Examples of Tactile Imagery from Literature


Robert Frost uses tactile imagery in these lines from "After Apple Picking":


My instep arch not only keeps the ache,
It keeps the pressure of a ladder-round.
I feel the ladder sway as the boughs bend.

And I keep hearing from the cellar bin
The rumbling sound
Of load on load of apples coming in.
For I have had too much
Of apple-picking: I am overtired
Of the great harvest I myself desired.
There were ten thousand fruit to touch,
Cherish in hand, lift down, and not let fall.

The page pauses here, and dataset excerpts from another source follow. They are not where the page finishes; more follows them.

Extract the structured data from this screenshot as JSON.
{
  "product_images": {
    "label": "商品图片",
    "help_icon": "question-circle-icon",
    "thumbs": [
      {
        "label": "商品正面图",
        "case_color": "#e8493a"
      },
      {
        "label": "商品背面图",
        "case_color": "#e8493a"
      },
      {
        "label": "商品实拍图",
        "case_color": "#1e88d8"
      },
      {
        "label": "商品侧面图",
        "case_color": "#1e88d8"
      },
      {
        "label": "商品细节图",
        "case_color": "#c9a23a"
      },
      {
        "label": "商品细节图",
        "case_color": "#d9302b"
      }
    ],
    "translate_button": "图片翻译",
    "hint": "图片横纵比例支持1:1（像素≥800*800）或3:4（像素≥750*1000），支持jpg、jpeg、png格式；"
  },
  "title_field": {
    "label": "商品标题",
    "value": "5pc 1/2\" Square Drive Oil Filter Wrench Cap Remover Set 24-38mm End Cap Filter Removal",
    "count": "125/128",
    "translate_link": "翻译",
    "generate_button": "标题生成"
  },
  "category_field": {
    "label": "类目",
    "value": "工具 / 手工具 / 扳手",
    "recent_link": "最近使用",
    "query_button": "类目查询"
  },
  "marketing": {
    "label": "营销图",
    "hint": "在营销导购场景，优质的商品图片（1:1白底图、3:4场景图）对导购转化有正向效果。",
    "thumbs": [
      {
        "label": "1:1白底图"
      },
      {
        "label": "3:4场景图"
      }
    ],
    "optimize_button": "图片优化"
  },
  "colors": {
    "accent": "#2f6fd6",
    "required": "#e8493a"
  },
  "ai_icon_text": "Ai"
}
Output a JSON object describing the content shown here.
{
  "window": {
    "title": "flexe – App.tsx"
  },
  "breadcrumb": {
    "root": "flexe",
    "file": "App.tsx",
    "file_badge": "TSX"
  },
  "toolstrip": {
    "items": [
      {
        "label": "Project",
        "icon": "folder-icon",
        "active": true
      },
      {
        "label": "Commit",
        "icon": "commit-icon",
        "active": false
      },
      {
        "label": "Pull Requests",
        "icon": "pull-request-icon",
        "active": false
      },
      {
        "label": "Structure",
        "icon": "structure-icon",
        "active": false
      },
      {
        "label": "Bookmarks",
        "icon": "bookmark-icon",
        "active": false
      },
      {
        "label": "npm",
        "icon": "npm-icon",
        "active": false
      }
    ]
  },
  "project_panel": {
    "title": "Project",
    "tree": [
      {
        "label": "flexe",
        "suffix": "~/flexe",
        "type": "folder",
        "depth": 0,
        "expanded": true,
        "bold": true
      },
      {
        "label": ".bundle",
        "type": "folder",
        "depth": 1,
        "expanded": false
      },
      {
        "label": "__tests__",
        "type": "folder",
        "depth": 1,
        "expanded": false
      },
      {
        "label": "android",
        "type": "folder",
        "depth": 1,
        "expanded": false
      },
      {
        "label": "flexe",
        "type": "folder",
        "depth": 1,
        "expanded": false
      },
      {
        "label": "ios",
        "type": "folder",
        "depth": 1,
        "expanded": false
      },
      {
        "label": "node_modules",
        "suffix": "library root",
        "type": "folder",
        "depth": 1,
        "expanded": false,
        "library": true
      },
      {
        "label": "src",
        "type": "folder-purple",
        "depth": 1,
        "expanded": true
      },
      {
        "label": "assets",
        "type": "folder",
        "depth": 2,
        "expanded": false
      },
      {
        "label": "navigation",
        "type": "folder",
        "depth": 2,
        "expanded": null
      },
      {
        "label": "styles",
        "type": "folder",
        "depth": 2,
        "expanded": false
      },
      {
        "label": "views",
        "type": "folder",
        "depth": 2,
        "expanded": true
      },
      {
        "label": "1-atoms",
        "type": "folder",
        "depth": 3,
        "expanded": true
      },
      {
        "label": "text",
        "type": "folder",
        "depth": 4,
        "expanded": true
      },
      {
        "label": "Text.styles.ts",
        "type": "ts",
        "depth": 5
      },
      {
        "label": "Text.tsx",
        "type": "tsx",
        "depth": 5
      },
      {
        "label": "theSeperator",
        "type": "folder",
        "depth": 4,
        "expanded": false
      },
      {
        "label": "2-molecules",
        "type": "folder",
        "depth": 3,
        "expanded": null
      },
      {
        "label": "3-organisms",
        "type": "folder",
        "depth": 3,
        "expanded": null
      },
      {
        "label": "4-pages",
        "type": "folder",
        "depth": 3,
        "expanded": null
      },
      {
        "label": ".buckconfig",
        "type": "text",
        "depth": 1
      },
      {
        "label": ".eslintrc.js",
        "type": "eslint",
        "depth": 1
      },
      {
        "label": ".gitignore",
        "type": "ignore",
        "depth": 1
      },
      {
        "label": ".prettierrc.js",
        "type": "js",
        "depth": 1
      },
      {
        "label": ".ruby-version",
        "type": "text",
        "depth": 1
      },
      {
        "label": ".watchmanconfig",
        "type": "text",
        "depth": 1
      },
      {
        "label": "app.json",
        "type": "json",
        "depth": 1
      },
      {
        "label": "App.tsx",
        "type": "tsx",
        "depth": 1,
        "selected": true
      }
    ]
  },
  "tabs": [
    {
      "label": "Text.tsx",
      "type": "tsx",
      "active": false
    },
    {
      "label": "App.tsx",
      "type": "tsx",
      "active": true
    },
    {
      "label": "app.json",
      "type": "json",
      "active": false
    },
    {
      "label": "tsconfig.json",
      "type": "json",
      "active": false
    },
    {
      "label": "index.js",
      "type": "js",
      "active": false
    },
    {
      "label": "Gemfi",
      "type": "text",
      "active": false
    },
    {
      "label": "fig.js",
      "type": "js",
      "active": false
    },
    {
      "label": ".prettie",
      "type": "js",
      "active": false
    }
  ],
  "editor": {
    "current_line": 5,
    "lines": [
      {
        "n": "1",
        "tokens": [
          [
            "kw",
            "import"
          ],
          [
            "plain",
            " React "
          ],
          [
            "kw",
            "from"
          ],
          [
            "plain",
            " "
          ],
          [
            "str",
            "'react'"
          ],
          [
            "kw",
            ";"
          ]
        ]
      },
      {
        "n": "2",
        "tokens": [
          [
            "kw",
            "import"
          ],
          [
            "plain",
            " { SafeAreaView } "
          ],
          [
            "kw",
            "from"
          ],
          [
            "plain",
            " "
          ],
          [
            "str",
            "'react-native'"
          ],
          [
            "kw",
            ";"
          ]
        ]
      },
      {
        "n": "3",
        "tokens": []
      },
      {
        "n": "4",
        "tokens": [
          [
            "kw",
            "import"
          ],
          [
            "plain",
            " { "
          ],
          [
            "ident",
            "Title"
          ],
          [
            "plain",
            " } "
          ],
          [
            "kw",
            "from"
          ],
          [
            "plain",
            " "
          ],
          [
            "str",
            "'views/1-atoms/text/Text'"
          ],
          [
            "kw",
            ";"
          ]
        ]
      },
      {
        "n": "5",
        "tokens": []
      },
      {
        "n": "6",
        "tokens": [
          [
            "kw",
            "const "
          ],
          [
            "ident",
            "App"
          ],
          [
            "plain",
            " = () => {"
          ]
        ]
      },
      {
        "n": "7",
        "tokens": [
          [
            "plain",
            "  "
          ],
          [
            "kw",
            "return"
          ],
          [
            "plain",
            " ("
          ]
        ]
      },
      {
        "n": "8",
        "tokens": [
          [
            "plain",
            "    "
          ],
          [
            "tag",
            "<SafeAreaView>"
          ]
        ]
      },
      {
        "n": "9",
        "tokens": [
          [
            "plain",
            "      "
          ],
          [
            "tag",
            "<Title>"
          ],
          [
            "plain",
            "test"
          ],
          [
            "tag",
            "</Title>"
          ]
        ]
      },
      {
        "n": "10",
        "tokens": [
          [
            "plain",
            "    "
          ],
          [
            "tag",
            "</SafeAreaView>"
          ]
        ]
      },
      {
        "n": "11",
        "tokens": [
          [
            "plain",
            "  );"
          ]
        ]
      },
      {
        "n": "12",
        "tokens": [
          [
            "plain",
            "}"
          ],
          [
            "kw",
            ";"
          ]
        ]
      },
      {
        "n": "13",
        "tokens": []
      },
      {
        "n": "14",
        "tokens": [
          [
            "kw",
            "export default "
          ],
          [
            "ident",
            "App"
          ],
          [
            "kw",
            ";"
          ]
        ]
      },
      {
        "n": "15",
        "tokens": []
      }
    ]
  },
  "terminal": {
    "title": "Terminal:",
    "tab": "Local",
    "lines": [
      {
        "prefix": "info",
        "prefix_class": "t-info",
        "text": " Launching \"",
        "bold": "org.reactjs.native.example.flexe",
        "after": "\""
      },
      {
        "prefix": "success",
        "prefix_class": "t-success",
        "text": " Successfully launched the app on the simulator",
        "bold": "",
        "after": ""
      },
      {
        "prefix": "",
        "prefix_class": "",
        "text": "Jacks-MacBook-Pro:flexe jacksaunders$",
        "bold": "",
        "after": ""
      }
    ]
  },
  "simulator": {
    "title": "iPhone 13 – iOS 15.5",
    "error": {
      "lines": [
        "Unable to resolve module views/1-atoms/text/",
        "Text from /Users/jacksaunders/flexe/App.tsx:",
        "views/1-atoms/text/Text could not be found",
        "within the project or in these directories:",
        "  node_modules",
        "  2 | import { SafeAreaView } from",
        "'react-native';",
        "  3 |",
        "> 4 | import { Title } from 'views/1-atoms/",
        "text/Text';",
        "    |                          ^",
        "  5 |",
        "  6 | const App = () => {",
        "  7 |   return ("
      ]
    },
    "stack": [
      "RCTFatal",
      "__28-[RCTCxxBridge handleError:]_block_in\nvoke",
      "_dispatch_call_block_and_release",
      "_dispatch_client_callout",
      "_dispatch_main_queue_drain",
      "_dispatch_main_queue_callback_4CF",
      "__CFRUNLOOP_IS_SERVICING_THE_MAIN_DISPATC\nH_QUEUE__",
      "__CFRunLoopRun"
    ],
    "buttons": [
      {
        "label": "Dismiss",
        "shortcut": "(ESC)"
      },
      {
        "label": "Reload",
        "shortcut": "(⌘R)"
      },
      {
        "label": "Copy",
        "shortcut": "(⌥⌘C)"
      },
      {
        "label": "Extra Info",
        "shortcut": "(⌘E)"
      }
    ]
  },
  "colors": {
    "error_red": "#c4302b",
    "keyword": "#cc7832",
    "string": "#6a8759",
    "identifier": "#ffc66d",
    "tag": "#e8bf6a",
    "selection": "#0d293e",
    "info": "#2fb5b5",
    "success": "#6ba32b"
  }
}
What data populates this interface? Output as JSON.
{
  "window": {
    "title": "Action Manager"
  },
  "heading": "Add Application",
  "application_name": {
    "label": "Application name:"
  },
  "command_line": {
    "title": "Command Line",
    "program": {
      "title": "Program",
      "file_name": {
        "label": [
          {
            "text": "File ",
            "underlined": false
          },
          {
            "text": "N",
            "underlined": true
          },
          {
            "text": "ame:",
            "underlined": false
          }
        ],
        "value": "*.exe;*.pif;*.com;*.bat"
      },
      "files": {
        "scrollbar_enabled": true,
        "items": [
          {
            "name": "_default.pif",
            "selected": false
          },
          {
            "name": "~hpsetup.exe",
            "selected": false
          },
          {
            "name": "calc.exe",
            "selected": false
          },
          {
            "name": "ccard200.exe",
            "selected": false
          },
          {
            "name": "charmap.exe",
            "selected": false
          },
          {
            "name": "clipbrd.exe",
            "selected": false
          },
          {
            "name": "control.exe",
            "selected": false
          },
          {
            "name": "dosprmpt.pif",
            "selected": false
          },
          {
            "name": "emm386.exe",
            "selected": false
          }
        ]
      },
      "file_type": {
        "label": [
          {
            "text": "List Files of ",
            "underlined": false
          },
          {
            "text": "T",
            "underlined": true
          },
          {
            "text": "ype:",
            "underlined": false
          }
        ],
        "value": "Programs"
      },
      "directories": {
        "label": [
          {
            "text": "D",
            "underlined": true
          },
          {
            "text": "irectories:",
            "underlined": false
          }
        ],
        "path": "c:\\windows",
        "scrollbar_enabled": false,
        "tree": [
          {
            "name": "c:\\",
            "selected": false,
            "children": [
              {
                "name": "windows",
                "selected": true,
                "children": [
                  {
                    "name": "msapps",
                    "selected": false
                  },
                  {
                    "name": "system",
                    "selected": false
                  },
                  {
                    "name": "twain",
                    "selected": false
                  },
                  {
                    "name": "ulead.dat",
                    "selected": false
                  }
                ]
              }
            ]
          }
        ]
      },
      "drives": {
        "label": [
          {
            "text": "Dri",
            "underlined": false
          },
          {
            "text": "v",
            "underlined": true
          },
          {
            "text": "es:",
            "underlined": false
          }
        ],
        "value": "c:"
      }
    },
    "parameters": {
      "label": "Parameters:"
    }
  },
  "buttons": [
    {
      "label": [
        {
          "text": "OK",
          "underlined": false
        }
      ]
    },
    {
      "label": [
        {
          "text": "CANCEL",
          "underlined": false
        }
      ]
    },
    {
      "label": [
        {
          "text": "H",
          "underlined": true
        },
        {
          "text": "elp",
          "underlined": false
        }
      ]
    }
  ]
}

Reginald Shepherd uses tactile imagery in these lines from "To Be Free":


It's winter in my body all year long, I wake up
with music pouring from my skin
, morning
burning behind closed blinds. Dead
light, dead warmth on dead skin


cells, the sky is wrong
again. Hope clings to me like damp
sheets, lies to my skin. As if I were a coat
wearing my bare body out on loan,


accumulated layers of mistake
and identity, never mine.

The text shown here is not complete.